Multi-Agent RL-Based Industrial AIGC Service Offloading over Wireless Edge Networks
Li, Siyuan, Lin, Xi, Xu, Hansong, Hua, Kun, Jin, Xiaomin, Li, Gaolei, Li, Jianhua
Currently, the generative model has garnered considerable attention due to its application in addressing the challenge of scarcity of abnormal samples in the industrial Internet of Things (IoT). However, challenges persist regarding the edge deployment of generative models and the optimization of joint edge AI-generated content (AIGC) tasks. In this paper, we focus on the edge optimization of AIGC task execution and propose GMEL, a generative model-driven industrial AIGC collaborative edge learning framework. This framework aims to facilitate efficient few-shot learning by leveraging realistic sample synthesis and edge-based optimization capabilities.

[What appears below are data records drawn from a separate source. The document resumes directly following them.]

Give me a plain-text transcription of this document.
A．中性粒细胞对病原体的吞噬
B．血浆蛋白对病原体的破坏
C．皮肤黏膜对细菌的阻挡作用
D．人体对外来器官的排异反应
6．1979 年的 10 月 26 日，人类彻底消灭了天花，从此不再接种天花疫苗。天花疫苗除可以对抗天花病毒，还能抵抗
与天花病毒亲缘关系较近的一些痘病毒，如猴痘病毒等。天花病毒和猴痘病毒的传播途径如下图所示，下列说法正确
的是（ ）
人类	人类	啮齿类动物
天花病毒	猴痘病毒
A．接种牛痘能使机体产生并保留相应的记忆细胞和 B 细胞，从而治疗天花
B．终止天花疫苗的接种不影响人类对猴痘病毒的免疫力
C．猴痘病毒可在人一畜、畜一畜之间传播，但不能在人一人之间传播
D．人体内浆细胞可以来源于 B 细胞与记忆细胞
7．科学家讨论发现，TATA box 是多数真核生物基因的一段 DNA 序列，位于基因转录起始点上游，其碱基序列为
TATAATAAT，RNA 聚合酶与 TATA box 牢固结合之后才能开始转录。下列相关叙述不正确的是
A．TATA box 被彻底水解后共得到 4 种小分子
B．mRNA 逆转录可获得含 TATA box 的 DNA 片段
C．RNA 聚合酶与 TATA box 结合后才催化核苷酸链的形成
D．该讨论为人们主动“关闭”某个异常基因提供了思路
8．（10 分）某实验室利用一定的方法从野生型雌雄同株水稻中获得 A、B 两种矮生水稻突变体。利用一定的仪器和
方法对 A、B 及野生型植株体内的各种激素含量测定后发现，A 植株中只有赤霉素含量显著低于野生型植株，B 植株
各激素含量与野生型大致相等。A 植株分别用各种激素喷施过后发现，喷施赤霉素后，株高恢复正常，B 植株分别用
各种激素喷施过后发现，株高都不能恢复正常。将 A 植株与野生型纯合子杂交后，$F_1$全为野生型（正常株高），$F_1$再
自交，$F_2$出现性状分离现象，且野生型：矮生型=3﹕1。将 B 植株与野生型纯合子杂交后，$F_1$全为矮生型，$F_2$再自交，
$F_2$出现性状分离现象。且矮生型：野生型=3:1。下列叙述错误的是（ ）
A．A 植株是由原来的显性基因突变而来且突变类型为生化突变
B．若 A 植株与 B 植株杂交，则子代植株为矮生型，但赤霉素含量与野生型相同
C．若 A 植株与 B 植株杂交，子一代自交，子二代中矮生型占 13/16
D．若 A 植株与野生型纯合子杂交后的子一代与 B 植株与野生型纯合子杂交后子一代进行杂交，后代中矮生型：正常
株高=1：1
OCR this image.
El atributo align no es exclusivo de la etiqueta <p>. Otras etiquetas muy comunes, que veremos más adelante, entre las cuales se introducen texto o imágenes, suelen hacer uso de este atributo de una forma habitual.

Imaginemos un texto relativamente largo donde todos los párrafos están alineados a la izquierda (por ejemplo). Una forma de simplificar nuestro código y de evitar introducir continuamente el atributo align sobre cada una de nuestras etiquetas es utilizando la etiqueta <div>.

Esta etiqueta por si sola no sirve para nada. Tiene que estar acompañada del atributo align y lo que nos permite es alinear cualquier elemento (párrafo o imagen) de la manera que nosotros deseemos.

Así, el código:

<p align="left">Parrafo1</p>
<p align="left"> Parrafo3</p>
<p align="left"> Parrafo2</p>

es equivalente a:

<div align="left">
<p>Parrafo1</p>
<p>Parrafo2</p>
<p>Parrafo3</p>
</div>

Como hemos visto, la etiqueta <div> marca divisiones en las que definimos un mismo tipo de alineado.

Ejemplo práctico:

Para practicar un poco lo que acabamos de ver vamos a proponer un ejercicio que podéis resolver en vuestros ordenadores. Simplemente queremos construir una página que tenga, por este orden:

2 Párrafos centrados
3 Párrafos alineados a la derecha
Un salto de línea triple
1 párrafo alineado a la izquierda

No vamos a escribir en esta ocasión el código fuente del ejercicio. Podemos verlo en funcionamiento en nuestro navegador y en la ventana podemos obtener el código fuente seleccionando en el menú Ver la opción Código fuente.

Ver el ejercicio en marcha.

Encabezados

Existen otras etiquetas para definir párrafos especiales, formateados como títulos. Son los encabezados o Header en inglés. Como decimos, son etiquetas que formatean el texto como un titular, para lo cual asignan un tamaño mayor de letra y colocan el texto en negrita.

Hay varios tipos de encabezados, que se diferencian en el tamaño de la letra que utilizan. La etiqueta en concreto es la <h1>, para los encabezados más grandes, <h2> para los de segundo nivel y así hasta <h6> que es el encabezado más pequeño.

First, a multi-task AIGC computational offloading model is presented to ensure the efficient execution of heterogeneous AIGC tasks on edge servers. Then, we propose an attention-enhanced multi-agent reinforcement learning (AMARL) algorithm aimed at refining offloading policies within the IoT system, thereby supporting generative model-driven edge learning. Finally, our experimental results demonstrate the effectiveness of the proposed algorithm in optimizing the total system latency of the edge-based AIGC task completion.